Sevmiş bulunurlar bir kere, gayrı ne çâredir!..
Eylül yazıları...
'1980 öncesi' tabiri artık, siyasî tarih literatürümüzdeki haklı yerini almış durumda. Pek çok insan için farklı tedâileri olan bu tâbirin içinde nice trajediler gizli... Bu milletin mukadderâtına talip bir gençliğin hayallerinin, cesâretlerinin, kahramanlıklarının, hatalarının, sevgilerinin; bazen toprağa, bazen cezâevlerinin soğuk zeminlerine ve nihayetinde tarihin ve hâfızaların kuytularına hapsolan '1980 öncesi' gençliğinin, ardında bıraktığı türlü inkisârı ile nasıl olup da bu gün hâlâ ayakta kalabildiği ciddî bir araştırma konusu olsa gerek...
'80 öncesi'nin alaca karanlığında, farkında olmadan suflörlerin fısıldadığı replikleri oynayan bu gençliğin pek çoğu türkülerimizle demlenir, türkülerimizin gönüllerinde açtığı duygu anaforlarında başları döner ve nihayet türkülerimizle 'küfelik' olurdu...
Ankara'ya, İstanbul'a veya bir başka büyük şehre gelinmişti artık ve "yâr uzaktan gülümseyebiliyordu" ancak. Yalnız yâr değildi gerilerde, uzaklarda kalan. Ana, baba, kardeş, dost, içinde yıkandığımız ırmak, tepelerinde kekik topladığımız dağ, dibinde bir tas 'soluklanma suyu' içtiğimiz ağaçlar.. hepsiydi geride kalan. Hepsinin hasreti ayrı-ayrı yaşanır, hepsinin şerefine ayrı "âh"lar çekilir ve göğüsler yumruklanırdı. Bu "âh" çekme ve 'göğüs yumruklama' dramalarının arkasında ise tabîi ve vazgeçilmez olarak türkülerimiz vardı. "Bir yiğit gurbete gider ve başına neler gelirdi, garip sılayı andıkça yaş gözüne dolar gelir"di...
Milletimizin, türkülerden oluşan bu kültür koordinatları gâh efkârımızı dağıtır, gâh neş'emize neş'e katardı yeri geldiğinde...
Türkü rüzgârlarımız bazen Rumeli'inden eser, bizi "Arda boyları"nda hüzün voltalarına atardı.

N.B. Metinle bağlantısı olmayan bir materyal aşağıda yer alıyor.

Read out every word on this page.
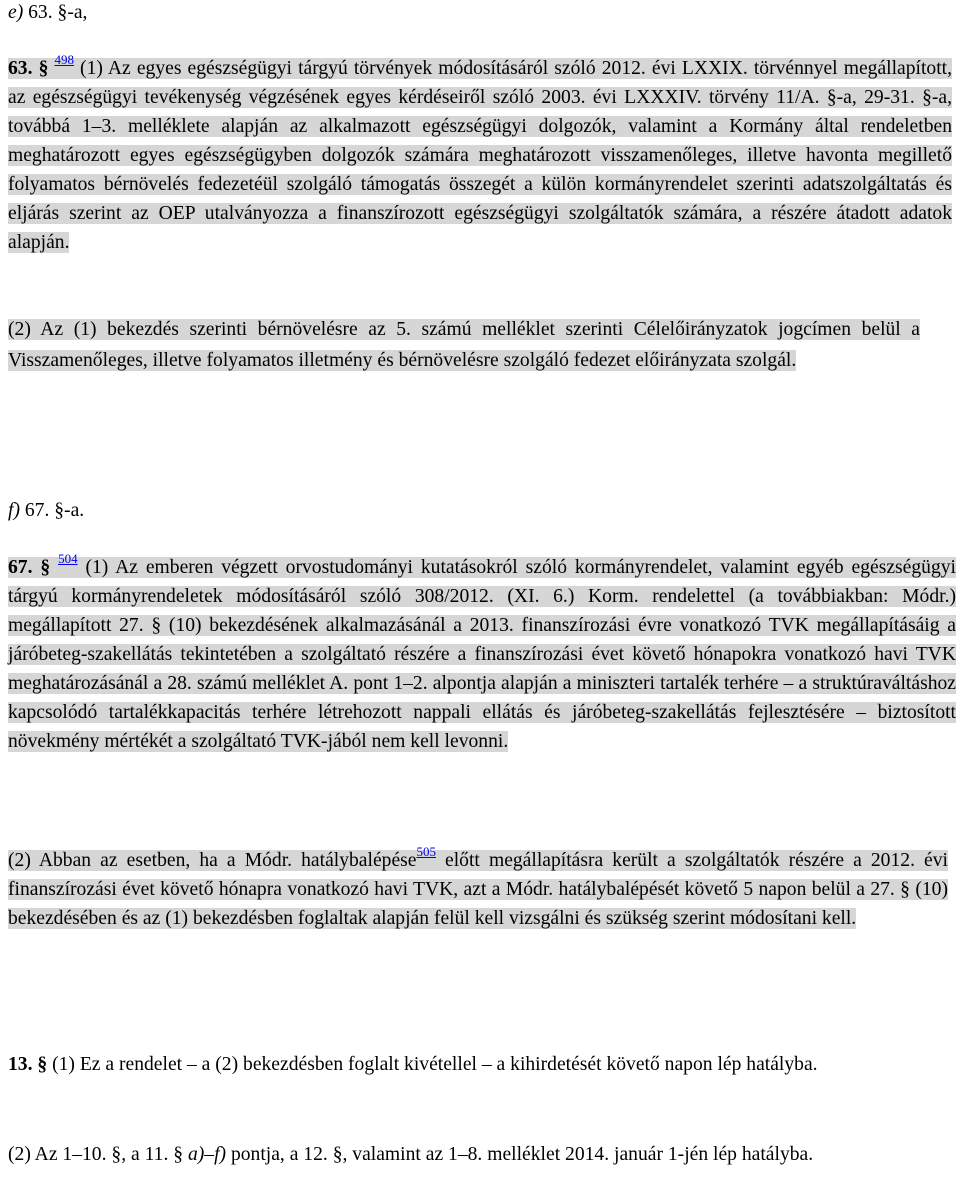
e) 63. §-a,

63. § $^{498}$ (1) Az egyes egészségügyi tárgyú törvények módosításáról szóló 2012. évi LXXIX. törvénnyel megállapított, az egészségügyi tevékenység végzésének egyes kérdéseiről szóló 2003. évi LXXXIV. törvény 11/A. §-a, 29-31. §-a, továbbá 1–3. melléklete alapján az alkalmazott egészségügyi dolgozók, valamint a Kormány által rendeletben meghatározott egyes egészségügyben dolgozók számára meghatározott visszamenőleges, illetve havonta megillető folyamatos bérnövelés fedezetéül szolgáló támogatás összegét a külön kormányrendelet szerinti adatszolgáltatás és eljárás szerint az OEP utalványozza a finanszírozott egészségügyi szolgáltatók számára, a részére átadott adatok alapján.

(2) Az (1) bekezdés szerinti bérnövelésre az 5. számú melléklet szerinti Célelőirányzatok jogcímen belül a Visszamenőleges, illetve folyamatos illetmény és bérnövelésre szolgáló fedezet előirányzata szolgál.

f) 67. §-a.

67. § $^{504}$ (1) Az emberen végzett orvostudományi kutatásokról szóló kormányrendelet, valamint egyéb egészségügyi tárgyú kormányrendeletek módosításáról szóló 308/2012. (XI. 6.) Korm. rendelettel (a továbbiakban: Módr.) megállapított 27. § (10) bekezdésének alkalmazásánál a 2013. finanszírozási évre vonatkozó TVK megállapításáig a járóbeteg-szakellátás tekintetében a szolgáltató részére a finanszírozási évet követő hónapokra vonatkozó havi TVK meghatározásánál a 28. számú melléklet A. pont 1–2. alpontja alapján a miniszteri tartalék terhére – a struktúraváltáshoz kapcsolódó tartalékkapacitás terhére létrehozott nappali ellátás és járóbeteg-szakellátás fejlesztésére – biztosított növekmény mértékét a szolgáltató TVK-jából nem kell levonni.

(2) Abban az esetben, ha a Módr. hatálybalépése$^{505}$ előtt megállapításra került a szolgáltatók részére a 2012. évi finanszírozási évet követő hónapra vonatkozó havi TVK, azt a Módr. hatálybalépését követő 5 napon belül a 27. § (10) bekezdésében és az (1) bekezdésben foglaltak alapján felül kell vizsgálni és szükség szerint módosítani kell.

13. § (1) Ez a rendelet – a (2) bekezdésben foglalt kivétellel – a kihirdetését követő napon lép hatályba.

(2) Az 1–10. §, a 11. § a)–f) pontja, a 12. §, valamint az 1–8. melléklet 2014. január 1-jén lép hatályba.
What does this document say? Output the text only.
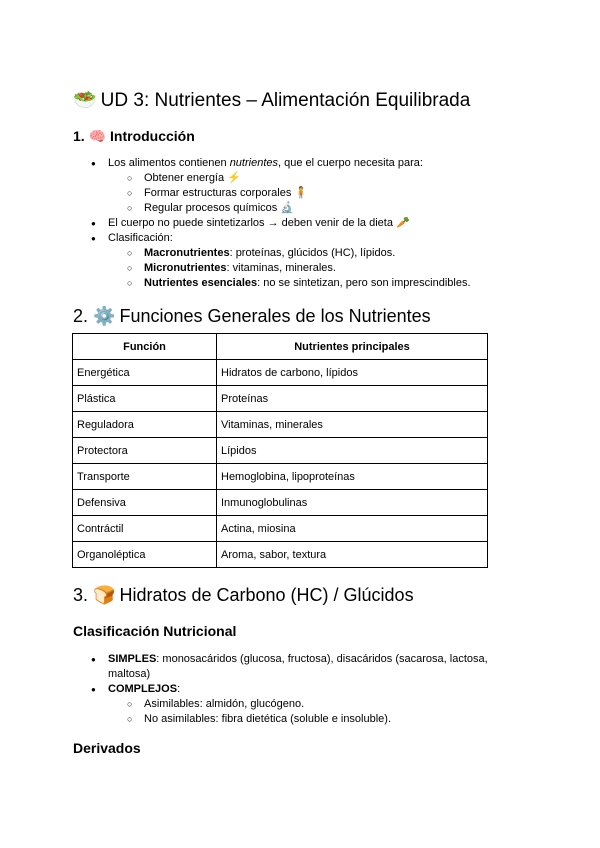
🥗 UD 3: Nutrientes – Alimentación Equilibrada
1. 🧠 Introducción
● Los alimentos contienen nutrientes, que el cuerpo necesita para:
○ Obtener energía ⚡
○ Formar estructuras corporales 🧍
○ Regular procesos químicos 🔬
● El cuerpo no puede sintetizarlos → deben venir de la dieta 🥕
● Clasificación:
○ Macronutrientes: proteínas, glúcidos (HC), lípidos.
○ Micronutrientes: vitaminas, minerales.
○ Nutrientes esenciales: no se sintetizan, pero son imprescindibles.
2. ⚙️ Funciones Generales de los Nutrientes
Función	Nutrientes principales
Energética	Hidratos de carbono, lípidos
Plástica	Proteínas
Reguladora	Vitaminas, minerales
Protectora	Lípidos
Transporte	Hemoglobina, lipoproteínas
Defensiva	Inmunoglobulinas
Contráctil	Actina, miosina
Organoléptica	Aroma, sabor, textura
3. 🍞 Hidratos de Carbono (HC) / Glúcidos
Clasificación Nutricional
● SIMPLES: monosacáridos (glucosa, fructosa), disacáridos (sacarosa, lactosa, maltosa)
● COMPLEJOS:
○ Asimilables: almidón, glucógeno.
○ No asimilables: fibra dietética (soluble e insoluble).
Derivados
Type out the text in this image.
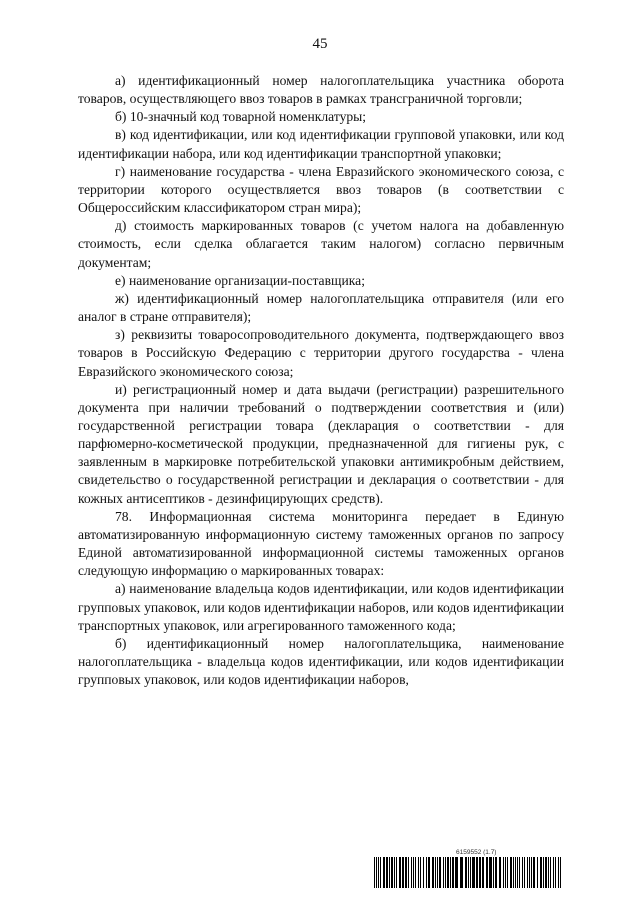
45

а) идентификационный номер налогоплательщика участника оборота товаров, осуществляющего ввоз товаров в рамках трансграничной торговли;

б) 10-значный код товарной номенклатуры;

в) код идентификации, или код идентификации групповой упаковки, или код идентификации набора, или код идентификации транспортной упаковки;

г) наименование государства - члена Евразийского экономического союза, с территории которого осуществляется ввоз товаров (в соответствии с Общероссийским классификатором стран мира);

д) стоимость маркированных товаров (с учетом налога на добавленную стоимость, если сделка облагается таким налогом) согласно первичным документам;

е) наименование организации-поставщика;

ж) идентификационный номер налогоплательщика отправителя (или его аналог в стране отправителя);

з) реквизиты товаросопроводительного документа, подтверждающего ввоз товаров в Российскую Федерацию с территории другого государства - члена Евразийского экономического союза;

и) регистрационный номер и дата выдачи (регистрации) разрешительного документа при наличии требований о подтверждении соответствия и (или) государственной регистрации товара (декларация о соответствии - для парфюмерно-косметической продукции, предназначенной для гигиены рук, с заявленным в маркировке потребительской упаковки антимикробным действием, свидетельство о государственной регистрации и декларация о соответствии - для кожных антисептиков - дезинфицирующих средств).

78. Информационная система мониторинга передает в Единую автоматизированную информационную систему таможенных органов по запросу Единой автоматизированной информационной системы таможенных органов следующую информацию о маркированных товарах:

а) наименование владельца кодов идентификации, или кодов идентификации групповых упаковок, или кодов идентификации наборов, или кодов идентификации транспортных упаковок, или агрегированного таможенного кода;

б) идентификационный номер налогоплательщика, наименование налогоплательщика - владельца кодов идентификации, или кодов идентификации групповых упаковок, или кодов идентификации наборов,

6159552 (1.7)
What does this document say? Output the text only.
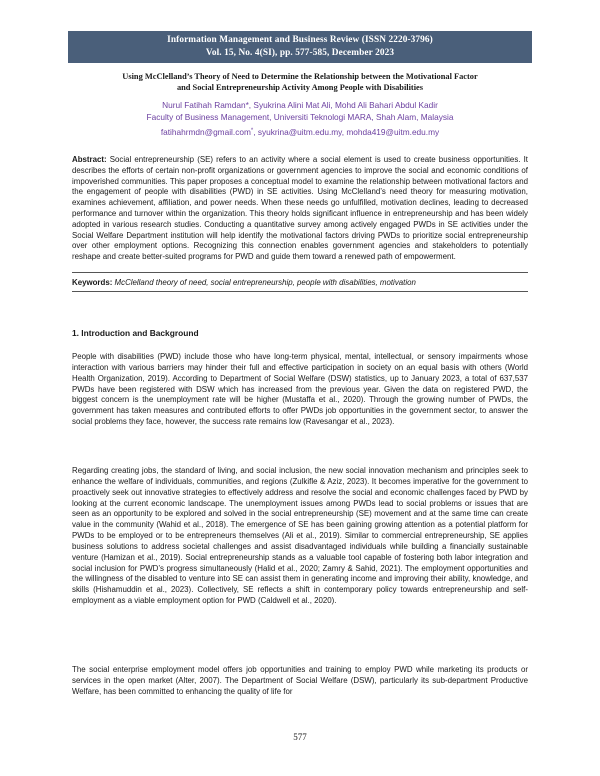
Information Management and Business Review (ISSN 2220-3796)
Vol. 15, No. 4(SI), pp. 577-585, December 2023
Using McClelland’s Theory of Need to Determine the Relationship between the Motivational Factor
and Social Entrepreneurship Activity Among People with Disabilities
Nurul Fatihah Ramdan*, Syukrina Alini Mat Ali, Mohd Ali Bahari Abdul Kadir
Faculty of Business Management, Universiti Teknologi MARA, Shah Alam, Malaysia
fatihahrmdn@gmail.com*, syukrina@uitm.edu.my, mohda419@uitm.edu.my
Abstract: Social entrepreneurship (SE) refers to an activity where a social element is used to create business opportunities. It describes the efforts of certain non-profit organizations or government agencies to improve the social and economic conditions of impoverished communities. This paper proposes a conceptual model to examine the relationship between motivational factors and the engagement of people with disabilities (PWD) in SE activities. Using McClelland’s need theory for measuring motivation, examines achievement, affiliation, and power needs. When these needs go unfulfilled, motivation declines, leading to decreased performance and turnover within the organization. This theory holds significant influence in entrepreneurship and has been widely adopted in various research studies. Conducting a quantitative survey among actively engaged PWDs in SE activities under the Social Welfare Department institution will help identify the motivational factors driving PWDs to prioritize social entrepreneurship over other employment options. Recognizing this connection enables government agencies and stakeholders to potentially reshape and create better-suited programs for PWD and guide them toward a renewed path of empowerment.
Keywords: McClelland theory of need, social entrepreneurship, people with disabilities, motivation
1. Introduction and Background

People with disabilities (PWD) include those who have long-term physical, mental, intellectual, or sensory impairments whose interaction with various barriers may hinder their full and effective participation in society on an equal basis with others (World Health Organization, 2019). According to Department of Social Welfare (DSW) statistics, up to January 2023, a total of 637,537 PWDs have been registered with DSW which has increased from the previous year. Given the data on registered PWD, the biggest concern is the unemployment rate will be higher (Mustaffa et al., 2020). Through the growing number of PWDs, the government has taken measures and contributed efforts to offer PWDs job opportunities in the government sector, to answer the social problems they face, however, the success rate remains low (Ravesangar et al., 2023).

Regarding creating jobs, the standard of living, and social inclusion, the new social innovation mechanism and principles seek to enhance the welfare of individuals, communities, and regions (Zulkifle & Aziz, 2023). It becomes imperative for the government to proactively seek out innovative strategies to effectively address and resolve the social and economic challenges faced by PWD by looking at the current economic landscape. The unemployment issues among PWDs lead to social problems or issues that are seen as an opportunity to be explored and solved in the social entrepreneurship (SE) movement and at the same time can create value in the community (Wahid et al., 2018). The emergence of SE has been gaining growing attention as a potential platform for PWDs to be employed or to be entrepreneurs themselves (Ali et al., 2019). Similar to commercial entrepreneurship, SE applies business solutions to address societal challenges and assist disadvantaged individuals while building a financially sustainable venture (Hamizan et al., 2019). Social entrepreneurship stands as a valuable tool capable of fostering both labor integration and social inclusion for PWD’s progress simultaneously (Halid et al., 2020; Zamry & Sahid, 2021). The employment opportunities and the willingness of the disabled to venture into SE can assist them in generating income and improving their ability, knowledge, and skills (Hishamuddin et al., 2023). Collectively, SE reflects a shift in contemporary policy towards entrepreneurship and self-employment as a viable employment option for PWD (Caldwell et al., 2020).

The social enterprise employment model offers job opportunities and training to employ PWD while marketing its products or services in the open market (Alter, 2007). The Department of Social Welfare (DSW), particularly its sub-department Productive Welfare, has been committed to enhancing the quality of life for

577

Ardında on yedi belikli Helime'nin, Receb'ine yaktığı ağıtla sigara üstüne sigara yakılırdı. Helime, kendisini biricik sevdiği Receb'ine vermeyen annesine "O kıymatlı İsmail'e kendin git" diyerek sitem ettikçe, sevdiği dururken Helime'yi başkasına vermek isteyen anneye nefret duyulur, Helime'nin acısı paylaşılırdı aramızda. Helime'yi kaybettiğini anlayan yiğit Recep, çâreyi Arda'nın serin sularına kendini bırakmakta bulur, bir yandan "Âh annecim, âh annecim yaktın ya beni" feryatlarıyla Arda boylarında Receb'ini arayan Helime'nin umutları git gide tükenirdi türküde. "Ardalar aldı ya nerde bulayım" diyerek son bir umutla Receb'ine seslenirdi Helime.. ne çâreydi ve nafileydi; Recep artık yoktu. Receb'in ardından Helime de kendini Arda'nın, sevgiyi annesinden daha iyi anlayan sularına bırakırdı. "Arda boylarına kendisi gitmişti", "Dalgalar vurdukça can teslim etmişti" ve annesi Helime'yi "Genç yaşta denizlere atmıştı"...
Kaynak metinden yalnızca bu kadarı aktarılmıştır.